The poll, commissioned by the anti-marriage equality campaign group Coalition for Marriage, also found that three-fifths of the MPs did not think the policy was of “significant importance” to their constituents, a proportion which rose by 9% amongst the Tories. In keeping with these trends, the survey found that 37 per cent of Tory MPs thought the proposals were bound to fail, with almost 22 per cent being unsure of which way things will head.

When asked if civil partnerships already provided the same legal rights as those afforded by marriage, more than 60 per cent of MPs agreed with the statement, though that proportion reduced to 50% with Labour MPs and 43% among Liberal Democrats.
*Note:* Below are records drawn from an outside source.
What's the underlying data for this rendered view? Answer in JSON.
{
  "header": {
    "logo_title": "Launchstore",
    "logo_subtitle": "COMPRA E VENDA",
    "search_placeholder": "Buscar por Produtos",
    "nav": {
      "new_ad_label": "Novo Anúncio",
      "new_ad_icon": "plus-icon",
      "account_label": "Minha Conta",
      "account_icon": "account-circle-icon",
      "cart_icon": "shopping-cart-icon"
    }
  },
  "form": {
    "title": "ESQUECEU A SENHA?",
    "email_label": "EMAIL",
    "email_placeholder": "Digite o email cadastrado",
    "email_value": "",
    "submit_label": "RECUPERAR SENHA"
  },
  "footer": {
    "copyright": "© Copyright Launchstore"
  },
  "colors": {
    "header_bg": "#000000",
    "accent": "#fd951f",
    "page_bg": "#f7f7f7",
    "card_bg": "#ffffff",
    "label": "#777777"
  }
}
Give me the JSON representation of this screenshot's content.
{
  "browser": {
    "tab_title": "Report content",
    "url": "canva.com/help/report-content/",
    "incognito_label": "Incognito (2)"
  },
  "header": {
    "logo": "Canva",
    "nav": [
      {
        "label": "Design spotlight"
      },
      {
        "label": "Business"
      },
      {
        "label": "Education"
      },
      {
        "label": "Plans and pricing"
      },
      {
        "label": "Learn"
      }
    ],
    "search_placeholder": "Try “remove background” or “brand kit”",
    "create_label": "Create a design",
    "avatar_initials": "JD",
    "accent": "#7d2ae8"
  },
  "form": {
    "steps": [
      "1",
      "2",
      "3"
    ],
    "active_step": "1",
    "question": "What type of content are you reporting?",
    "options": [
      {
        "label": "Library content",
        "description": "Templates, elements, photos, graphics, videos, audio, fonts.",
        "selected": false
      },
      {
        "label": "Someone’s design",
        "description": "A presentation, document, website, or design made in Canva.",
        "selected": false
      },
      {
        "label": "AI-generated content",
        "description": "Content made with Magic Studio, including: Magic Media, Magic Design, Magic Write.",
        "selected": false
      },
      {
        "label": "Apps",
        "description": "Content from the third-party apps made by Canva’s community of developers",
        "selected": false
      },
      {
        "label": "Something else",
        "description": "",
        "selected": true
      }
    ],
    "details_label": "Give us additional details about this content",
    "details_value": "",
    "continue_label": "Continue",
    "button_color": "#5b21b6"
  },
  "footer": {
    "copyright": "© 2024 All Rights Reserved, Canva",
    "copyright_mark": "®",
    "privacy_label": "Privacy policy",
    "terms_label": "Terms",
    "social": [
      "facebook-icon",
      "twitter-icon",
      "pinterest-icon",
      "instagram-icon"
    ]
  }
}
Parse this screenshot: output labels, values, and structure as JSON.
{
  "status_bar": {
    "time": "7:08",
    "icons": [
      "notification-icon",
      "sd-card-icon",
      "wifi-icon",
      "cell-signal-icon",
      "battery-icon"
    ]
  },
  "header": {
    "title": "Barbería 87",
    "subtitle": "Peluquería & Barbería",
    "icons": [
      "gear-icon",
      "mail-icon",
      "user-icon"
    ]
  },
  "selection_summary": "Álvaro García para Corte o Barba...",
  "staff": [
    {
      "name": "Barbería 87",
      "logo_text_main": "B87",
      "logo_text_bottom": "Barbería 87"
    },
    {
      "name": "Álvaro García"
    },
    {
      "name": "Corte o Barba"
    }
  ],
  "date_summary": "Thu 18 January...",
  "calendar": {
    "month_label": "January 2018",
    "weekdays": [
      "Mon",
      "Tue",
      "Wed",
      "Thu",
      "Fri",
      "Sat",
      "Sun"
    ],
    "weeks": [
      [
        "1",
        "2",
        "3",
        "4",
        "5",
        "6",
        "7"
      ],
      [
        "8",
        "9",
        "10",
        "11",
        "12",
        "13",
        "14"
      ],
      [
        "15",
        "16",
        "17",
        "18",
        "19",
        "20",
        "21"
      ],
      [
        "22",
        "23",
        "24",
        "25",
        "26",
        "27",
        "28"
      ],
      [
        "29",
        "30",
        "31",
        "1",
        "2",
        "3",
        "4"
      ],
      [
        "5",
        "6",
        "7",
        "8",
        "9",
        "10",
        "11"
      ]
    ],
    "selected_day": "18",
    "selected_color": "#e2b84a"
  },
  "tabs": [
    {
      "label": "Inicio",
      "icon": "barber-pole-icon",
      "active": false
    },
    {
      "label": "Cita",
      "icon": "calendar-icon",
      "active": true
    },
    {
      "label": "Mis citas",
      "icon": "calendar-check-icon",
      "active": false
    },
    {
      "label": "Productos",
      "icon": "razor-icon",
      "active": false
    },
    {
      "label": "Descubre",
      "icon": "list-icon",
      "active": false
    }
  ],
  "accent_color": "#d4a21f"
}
The foregoing findings were first reported by the Daily Telegraph, which is opposed to the government proposals. The report also contains a statement from Colin Hart, the director of C4M, who said David Cameron was “heading for a painful and deeply damaging defeat.”

At the time of writing, ComRes has yet to release on their website further data on the survey for structural and methodological analyses.